By Charlie Morasch, Land Line staff writer
Multiple members of a congressional subcommittee voiced serious concerns Tuesday regarding the violent drug wars along the border, even as the White House prepares to open the U.S. border to long haul Mexican trucks.
In the past two weeks, the White House has moved closer to opening the U.S.-Mexico border to long-haul trucks from Mexico.
During Tuesday’s hearing in DC, the House Homeland Security Committee’s Subcommittee on Border and Maritime Security was scheduled to examine the Department of Homeland Security’s efforts to secure the border. During the hearing, several congressional representatives strongly communicated their concerns about growing violence from Mexico’s drug wars spilling into the United States.
U.S. Rep. Candice Miller, R-MI, subcommittee chairman, noted the rapid changes occurring at the nation’s southern border. While previous problems may have centered on illegal immigrants, “now you have the spillover from drug cartels, and … it does seem to be almost a war zone situation in some areas.”

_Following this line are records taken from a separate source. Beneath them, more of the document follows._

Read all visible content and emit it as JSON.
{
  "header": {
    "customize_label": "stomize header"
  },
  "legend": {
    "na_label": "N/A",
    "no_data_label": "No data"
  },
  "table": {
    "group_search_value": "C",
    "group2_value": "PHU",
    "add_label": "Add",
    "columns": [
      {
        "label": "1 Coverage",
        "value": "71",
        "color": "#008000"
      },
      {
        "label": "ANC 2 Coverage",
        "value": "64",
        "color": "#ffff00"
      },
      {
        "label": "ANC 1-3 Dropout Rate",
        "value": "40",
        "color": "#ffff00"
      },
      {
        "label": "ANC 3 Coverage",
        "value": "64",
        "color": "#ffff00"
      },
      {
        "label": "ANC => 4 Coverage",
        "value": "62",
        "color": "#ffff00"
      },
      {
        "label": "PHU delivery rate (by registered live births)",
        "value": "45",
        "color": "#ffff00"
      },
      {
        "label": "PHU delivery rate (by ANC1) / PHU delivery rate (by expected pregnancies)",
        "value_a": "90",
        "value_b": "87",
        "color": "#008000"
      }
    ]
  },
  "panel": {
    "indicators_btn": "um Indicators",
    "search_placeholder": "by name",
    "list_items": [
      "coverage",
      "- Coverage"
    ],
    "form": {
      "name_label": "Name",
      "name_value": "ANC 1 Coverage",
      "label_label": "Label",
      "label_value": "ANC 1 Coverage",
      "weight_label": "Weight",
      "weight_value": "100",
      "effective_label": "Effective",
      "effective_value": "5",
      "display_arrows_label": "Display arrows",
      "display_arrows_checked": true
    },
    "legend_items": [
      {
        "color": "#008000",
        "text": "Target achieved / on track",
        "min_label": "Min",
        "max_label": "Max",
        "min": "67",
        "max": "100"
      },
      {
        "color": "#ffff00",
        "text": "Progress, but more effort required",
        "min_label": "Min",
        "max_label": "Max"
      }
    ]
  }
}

“Along the southern border, it seems to me that the complexion and dynamics are changing, and have changed rather dramatically, particularly during the last several years,” Miller said.
Others concurred.
“I think frankly, we are at the worst point we have ever seen,” Rep. Sheila Jackson Lee, D-TX, said. “I think it has been steadily deteriorating. … My question, then, as you answer the questions about $500 million in cuts is: Are we ever going to get control? How much more can our friends in Mexico do? Violence is out of control.”
U.S. Rep. Michael McCaul, R-TX, said he was concerned about estimates that the border security program won’t fully be in place until at least 2021.
“If I have to go home and tell my constituents that the border won’t be secure until 2026, they’re not going to accept that – and I don’t think they should accept that,” McCall said. “You are talking 10 to 15 years. It took us a decade to put a man on the moon.”
The increased violence and heightened wars between Mexican cartels came up during Tuesday’s U.S. House Committee on Homeland Security hearing.
U.S. Rep. Al Green, D-TX, worried about American guardsmen and border patrol workers.
“I’m concerned about the border. That’s of paramount importance,” Green said. “But I’m also concerned about the safety of the men and women who work along the border, as well as those who work on the other side of the border. My concern is whether our personnel on the other side of the border – whether they are secure enough to work in that environment and be able to protect themselves with proper armaments.”